Lorsqu’elles répondent à leur agresseur pour lui dire d’arrêter, on croit qu’elles sont heureuses de l’attention qu’il leur porte. 

Beaucoup de filles sont retirées de l’école car les parents ont peur que le harcèlement de rue entache l’honneur de la famille

Quand des parents voit leur fille répondre à un homme en public, il y a de grandes chances qu’ils la retirent de l’école.   

« Beaucoup de filles sont retirées de l’école car les parents ont peur que le harcèlement de rue entache l’honneur de la famille », explique Dr Jacinthe Ibrahim, responsable de programme à Plan International Egypte.  
« Ils ont peur qu’elles ne trouvent pas de mari. Cela peut les pousser à faire taire leur fille si elles ont été harcelées ou même violées. » 

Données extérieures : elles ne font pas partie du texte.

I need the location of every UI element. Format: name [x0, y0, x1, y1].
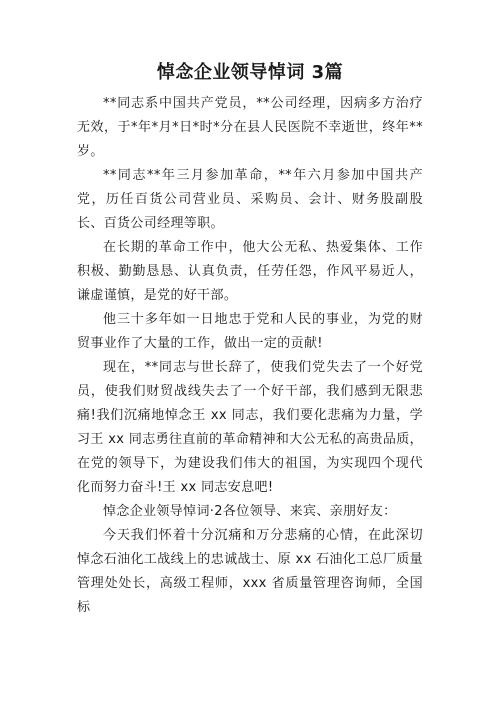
paragraph-1: **同志系中国共产党员，**公司经理，因病多方治疗无效，于*年*月*日*时*分在县人民医院不幸逝世，终年**岁。 — [77, 96, 423, 159]
document-body — [77, 92, 423, 620]
paragraph-7: 今天我们怀着十分沉痛和万分悲痛的心情，在此深切悼念石油化工战线上的忠诚战士、原 xx 石油化工总厂质量管理处处长，高级工程师，xxx 省质量管理咨询师，全国标 — [77, 528, 423, 615]
document-title: 悼念企业领导悼词 3篇 — [156, 62, 344, 83]
paragraph-3: 在长期的革命工作中，他大公无私、热爱集体、工作积极、勤勤恳恳、认真负责，任劳任怨，作风平易近人，谦虚谨慎，是党的好干部。 — [77, 240, 423, 303]
paragraph-2: **同志**年三月参加革命，**年六月参加中国共产党，历任百货公司营业员、采购员、会计、财务股副股长、百货公司经理等职。 — [77, 168, 423, 231]
paragraph-6: 悼念企业领导悼词·2各位领导、来宾、亲朋好友： — [103, 504, 397, 519]
paragraph-4: 他三十多年如一日地忠于党和人民的事业，为党的财贸事业作了大量的工作，做出一定的贡献! — [77, 312, 423, 351]
paragraph-5: 现在，**同志与世长辞了，使我们党失去了一个好党员，使我们财贸战线失去了一个好干部，我们感到无限悲痛!我们沉痛地悼念王 xx 同志，我们要化悲痛为力量，学习王 xx 同志勇往直前的革命精神和大公无私的高贵品质，在党的领导下，为建设我们伟大的祖国，为实现四个现代化而努力奋斗!王 xx 同志安息吧! — [77, 360, 423, 495]
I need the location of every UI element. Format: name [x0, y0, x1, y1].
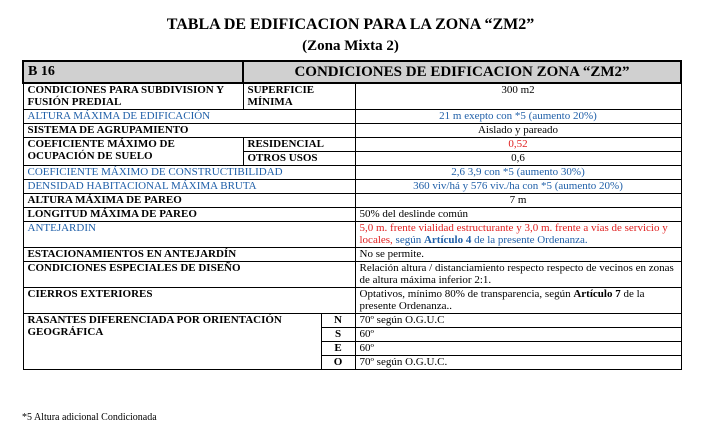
rasantes-label: RASANTES DIFERENCIADA POR ORIENTACIÓN GEOGRÁFICA [23, 313, 321, 369]
cierros-value-text: Optativos, mínimo 80% de transparencia, según [359, 287, 574, 300]
superficie-label: SUPERFICIE MÍNIMA [243, 83, 355, 109]
residencial-value: 0,52 [355, 137, 681, 151]
altura-pareo-label: ALTURA MÁXIMA DE PAREO [23, 193, 355, 207]
table-row [23, 137, 681, 151]
altura-value: 21 m exepto con *5 (aumento 20%) [355, 109, 681, 123]
table-row [23, 287, 681, 313]
table-row [23, 207, 681, 221]
longitud-pareo-label: LONGITUD MÁXIMA DE PAREO [23, 207, 355, 221]
constructibilidad-value: 2,6 3,9 con *5 (aumento 30%) [355, 165, 681, 179]
table-heading: CONDICIONES DE EDIFICACION ZONA “ZM2” [243, 61, 681, 83]
estacionamientos-label: ESTACIONAMIENTOS EN ANTEJARDÍN [23, 247, 355, 261]
antejardin-value-blue: según [392, 233, 424, 246]
footnote: *5 Altura adicional Condicionada [22, 412, 157, 423]
table-row [23, 247, 681, 261]
antejardin-label: ANTEJARDIN [23, 221, 355, 247]
cierros-value [355, 287, 681, 313]
table-row [23, 83, 681, 109]
agrupamiento-label: SISTEMA DE AGRUPAMIENTO [23, 123, 355, 137]
altura-pareo-value: 7 m [355, 193, 681, 207]
page-title: TABLA DE EDIFICACION PARA LA ZONA “ZM2” [166, 16, 535, 33]
rasante-value: 70º según O.G.U.C. [355, 355, 681, 369]
table-header-row [23, 61, 681, 83]
table-code: B 16 [23, 61, 243, 83]
rasante-dir: S [321, 327, 355, 341]
densidad-value: 360 viv/há y 576 viv./ha con *5 (aumento 20%) [355, 179, 681, 193]
rasante-value: 60º [355, 327, 681, 341]
table-row [23, 313, 681, 327]
edification-table [22, 60, 682, 370]
constructibilidad-label: COEFICIENTE MÁXIMO DE CONSTRUCTIBILIDAD [23, 165, 355, 179]
altura-label: ALTURA MÁXIMA DE EDIFICACIÓN [23, 109, 355, 123]
densidad-label: DENSIDAD HABITACIONAL MÁXIMA BRUTA [23, 179, 355, 193]
antejardin-value [355, 221, 681, 247]
estacionamientos-value: No se permite. [355, 247, 681, 261]
rasante-dir: N [321, 313, 355, 327]
table-row [23, 165, 681, 179]
antejardin-value-red: 5,0 m. frente vialidad estructurante y 3,0 m. frente a vías de servicio y locales, [359, 221, 668, 246]
otros-usos-value: 0,6 [355, 151, 681, 165]
superficie-value: 300 m2 [355, 83, 681, 109]
rasante-value: 60º [355, 341, 681, 355]
cierros-label: CIERROS EXTERIORES [23, 287, 355, 313]
subdivision-label: CONDICIONES PARA SUBDIVISION Y FUSIÓN PREDIAL [23, 83, 243, 109]
especiales-value: Relación altura / distanciamiento respecto respecto de vecinos en zonas de altura máxima inferior 2:1. [355, 261, 681, 287]
antejardin-value-tail: de la presente Ordenanza. [471, 233, 588, 246]
table-row [23, 221, 681, 247]
rasante-dir: O [321, 355, 355, 369]
table-row [23, 261, 681, 287]
table-row [23, 179, 681, 193]
especiales-label: CONDICIONES ESPECIALES DE DISEÑO [23, 261, 355, 287]
table-row [23, 123, 681, 137]
longitud-pareo-value: 50% del deslinde común [355, 207, 681, 221]
page-subtitle: (Zona Mixta 2) [302, 38, 399, 54]
table-row [23, 193, 681, 207]
otros-usos-label: OTROS USOS [243, 151, 355, 165]
ocupacion-label: COEFICIENTE MÁXIMO DE OCUPACIÓN DE SUELO [23, 137, 243, 165]
cierros-article: Artículo 7 [573, 287, 621, 300]
rasante-value: 70º según O.G.U.C [355, 313, 681, 327]
cierros-value-tail: de la presente Ordenanza.. [359, 287, 645, 312]
agrupamiento-value: Aislado y pareado [355, 123, 681, 137]
residencial-label: RESIDENCIAL [243, 137, 355, 151]
rasante-dir: E [321, 341, 355, 355]
table-row [23, 109, 681, 123]
antejardin-article: Artículo 4 [423, 233, 472, 246]
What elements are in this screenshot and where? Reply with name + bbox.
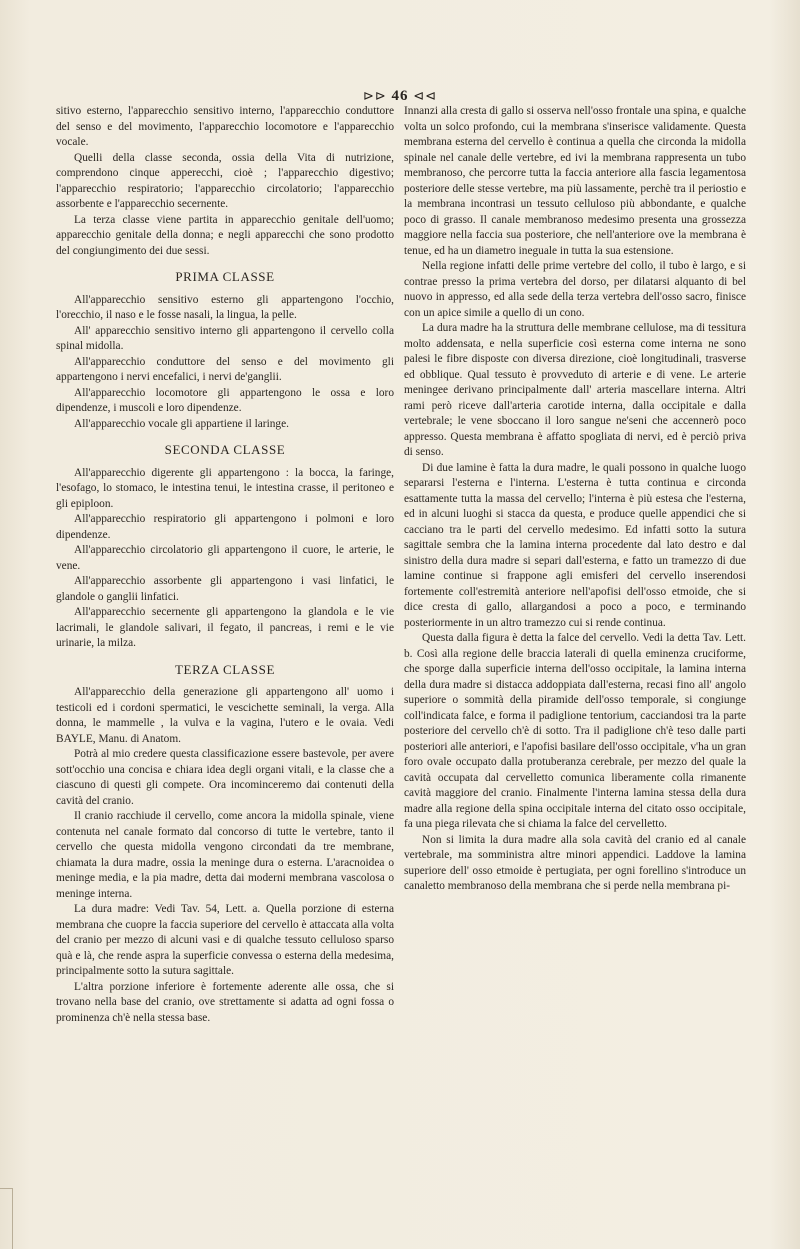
paragraph: All'apparecchio circolatorio gli appartengono il cuore, le arterie, le vene. [56, 544, 394, 572]
paragraph: Di due lamine è fatta la dura madre, le quali possono in qualche luogo separarsi l'esterna e l'interna. L'esterna è tutta continua e circonda esattamente tutta la massa del cervello; l'interna è più estesa che l'esterna, ed in alcuni luoghi si stacca da questa, e produce quelle appendici che si cacciano tra le parti del cervello medesimo. Ed infatti sotto la sutura sagittale sembra che la lamina interna procedente dal lato destro e dal sinistro della dura madre si separi dall'esterna, e fatto un tramezzo di due lamine continue si frappone agli emisferi del cervello inserendosi fortemente coll'estremità anteriore nell'apofisi dell'osso etmoide, che si dice cresta di gallo, allargandosi a poco a poco, e terminando posteriormente in un altro tramezzo cui si rende continua. [404, 461, 746, 629]
header-ornament-right: ⊲⊲ [413, 88, 438, 103]
paragraph: All' apparecchio sensitivo interno gli appartengono il cervello colla spinal midolla. [56, 324, 394, 352]
paragraph: Il cranio racchiude il cervello, come ancora la midolla spinale, viene contenuta nel canale formato dal concorso di tutte le vertebre, tanto il cervello che questa midolla vengono circondati da tre membrane, chiamata la dura madre, ossia la meninge dura o esterna. L'aracnoidea o meninge media, e la pia madre, detta dai moderni membrana vascolosa o meninge interna. [56, 810, 394, 900]
paragraph: All'apparecchio vocale gli appartiene il laringe. [74, 417, 289, 430]
paragraph: Non si limita la dura madre alla sola cavità del cranio ed al canale vertebrale, ma somministra altre minori appendici. Laddove la lamina superiore dell' osso etmoide è pertugiata, per ogni forellino s'introduce un canaletto membranoso della membrana che si perde nella membrana pi- [404, 833, 746, 892]
paragraph: Nella regione infatti delle prime vertebre del collo, il tubo è largo, e si contrae presso la prima vertebra del dorso, per dilatarsi alquanto di bel nuovo in appresso, ed alla sede della terza vertebra dell'osso sacro, finisce con un apice simile a quello di un cono. [404, 260, 746, 319]
paragraph: All'apparecchio respiratorio gli appartengono i polmoni e loro dipendenze. [56, 513, 394, 541]
paragraph: Questa dalla figura è detta la falce del cervello. Vedi la detta Tav. Lett. b. Così alla regione delle braccia laterali di quella eminenza cruciforme, che sporge dalla superficie interna dell'osso occipitale, la lamina interna della dura madre si distacca addoppiata dall'esterna, recasi fino all' angolo superiore o sommità della piramide dell'osso temporale, si congiunge coll'indicata falce, e forma il padiglione tentorium, cacciandosi tra la parte posteriore del cervello ch'è di sotto. Tra il padiglione ch'è teso dalle parti posteriori alle anteriori, e l'apofisi basilare dell'osso occipitale, v'ha un gran foro ovale occupato dalla protuberanza cerebrale, per mezzo del quale la cavità occupata dal cervelletto comunica liberamente colla rimanente cavità maggiore del cranio. Finalmente l'interna lamina stessa della dura madre alla regione della spina occipitale interna del citato osso occipitale, fa una piega rilevata che si chiama la falce del cervelletto. [404, 632, 746, 830]
header-ornament-left: ⊳⊳ [362, 88, 387, 103]
paragraph: La terza classe viene partita in apparecchio genitale dell'uomo; apparecchio genitale della donna; e negli apparecchi che sono prodotto del congiungimento dei due sessi. [56, 213, 394, 257]
section-heading-prima-classe: PRIMA CLASSE [175, 269, 275, 284]
page-number: 46 [391, 88, 409, 104]
paragraph: All'apparecchio della generazione gli appartengono all' uomo i testicoli ed i cordoni spermatici, le vescichette seminali, la verga. Alla donna, le mammelle , la vulva e la vagina, l'utero e le ovaia. Vedi BAYLE, Manu. di Anatom. [56, 686, 394, 745]
paragraph: All'apparecchio assorbente gli appartengono i vasi linfatici, le glandole o ganglii linfatici. [56, 575, 394, 603]
page-corner-mark [0, 1188, 13, 1249]
left-column [56, 104, 394, 1026]
paragraph: La dura madre ha la struttura delle membrane cellulose, ma di tessitura molto addensata, e nella superficie così esterna come interna ne sono palesi le fibre disposte con diversa direzione, cioè longitudinali, trasverse ed obblique. Qual tessuto è provveduto di arterie e di vene. Le arterie meningee derivano principalmente dall' arteria mascellare interna. Altri rami però riceve dall'arteria carotide interna, dalla occipitale e dalla vertebrale; le vene sboccano il loro sangue ne'seni che accennerò poco appresso. Questa membrana è affatto spogliata di nervi, ed è perciò priva di senso. [404, 322, 746, 458]
paragraph: All'apparecchio sensitivo esterno gli appartengono l'occhio, l'orecchio, il naso e le fosse nasali, la lingua, la pelle. [56, 293, 394, 321]
paragraph: All'apparecchio locomotore gli appartengono le ossa e loro dipendenze, i muscoli e loro dipendenze. [56, 386, 394, 414]
paragraph: Potrà al mio credere questa classificazione essere bastevole, per avere sott'occhio una concisa e chiara idea degli organi vitali, e la classe che a ciascuno di questi gli compete. Ora incominceremo dai contenuti della cavità del cranio. [56, 748, 394, 807]
paragraph: sitivo esterno, l'apparecchio sensitivo interno, l'apparecchio conduttore del senso e del movimento, l'apparecchio locomotore e l'apparecchio vocale. [56, 105, 394, 148]
page-header [0, 88, 800, 105]
paragraph: L'altra porzione inferiore è fortemente aderente alle ossa, che si trovano nella base del cranio, ove strettamente si adatta ad ogni fossa o prominenza ch'è nella stessa base. [56, 980, 394, 1024]
section-heading-seconda-classe: SECONDA CLASSE [164, 442, 286, 457]
paragraph: Quelli della classe seconda, ossia della Vita di nutrizione, comprendono cinque apperecchi, cioè ; l'apparecchio digestivo; l'apparecchio respiratorio; l'apparecchio circolatorio; l'apparecchio assorbente e l'apparecchio secernente. [56, 151, 394, 210]
paragraph: All'apparecchio digerente gli appartengono : la bocca, la faringe, l'esofago, lo stomaco, le intestina tenui, le intestina crasse, il peritoneo e gli epiploon. [56, 466, 394, 510]
right-column [404, 104, 746, 895]
paragraph: La dura madre: Vedi Tav. 54, Lett. a. Quella porzione di esterna membrana che cuopre la faccia superiore del cervello è attaccata alla volta del cranio per mezzo di alcuni vasi e di qualche tessuto celluloso sparso quà e là, che rende aspra la superficie convessa o esterna della medesima, principalmente sotto la sutura sagittale. [56, 903, 394, 977]
paragraph: Innanzi alla cresta di gallo si osserva nell'osso frontale una spina, e qualche volta un solco profondo, cui la membrana s'inserisce validamente. Questa membrana esterna del cervello è continua a quella che circonda la midolla spinale nel canale delle vertebre, ed ivi la membrana rappresenta un tubo membranoso, che percorre tutta la faccia anteriore alla fascia legamentosa posteriore delle stesse vertebre, ma più lassamente, perchè tra il periostio e la membrana incontrasi un tessuto celluloso più abbondante, e qualche poco di grasso. Il canale membranoso medesimo presenta una grossezza maggiore nella faccia sua posteriore, che nell'anteriore ove la membrana è tenue, ed ha un diametro ineguale in tutta la sua estensione. [404, 105, 746, 257]
paragraph: All'apparecchio secernente gli appartengono la glandola e le vie lacrimali, le glandole salivari, il fegato, il pancreas, i remi e le vie urinarie, la milza. [56, 606, 394, 649]
paragraph: All'apparecchio conduttore del senso e del movimento gli appartengono i nervi encefalici, i nervi de'ganglii. [56, 355, 394, 383]
section-heading-terza-classe: TERZA CLASSE [174, 661, 275, 677]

Par ailleurs, les plaintes déposées n’aboutissent presque jamais. Bien que le harcèlement sexuel soit puni en Egypte depuis 2014, les cas comme celui de Rania Fahmy où les auteurs sont traduits en justice sont rares. 

De plus, une femme sur dix interrogée par l’ONU déclare avoir été harcelée par le policier à qui elle avait demandé de l’aide. La plupart des filles et des femmes préfèrent donc garder le silence.

Faire que les choses changent

Les filles et les femmes Égyptiennes ont le droit d’être en sécurité et dignes dans la rue, comme les hommes.

Le projet de Plan International pour rendre les villes plus sûres au Caire a pour but de transformer les quartiers en lieux sûrs où les filles sont respectées et peuvent aller à l’école ou au travail sans crainte de violence ou de harcèlement

1 000 filles en ont bénéficiées depuis 2015. Elles disposent d’une plate-forme pour discuter des problèmes auxquels elles sont confrontées. Elles peuvent ensuite dialoguer avec les autorités grâce à des réunions régulières et contribuer au développement de leur quartier.

Les filles et les femmes s’expriment plus facilement quand elles savent qu’elles sont prises au sérieux. 

Les parents doivent faire passer la sécurité, le bien-être et la scolarité de leur fille avant l’honneur familial. Les hommes doivent aider les filles dans la rue si elles sont victimes d’agression. 

Il faut un système judiciaire fiable, augmenter le nombre de policières dans la rue et former davantage d’agents pour qu’ils sachent comment gérer les victimes de harcèlement avec les soins qu’elles méritent.

Les filles et les femmes doivent pouvoir compter sur les postes de police sûrs et savoir que les agents qui ne respectent pas les règles seront punis par la loi.

Le cas de Rania Fahmy montre qu’elles peuvent défendre leurs droits. La jeune femme a reçu beaucoup de messages de soutien sur les médias sociaux. Preuve d’un soutien croissant pour ceux qui s’expriment.

Pourtant, la plupart des filles ne peuvent pas le faire seules. Soutenons-les.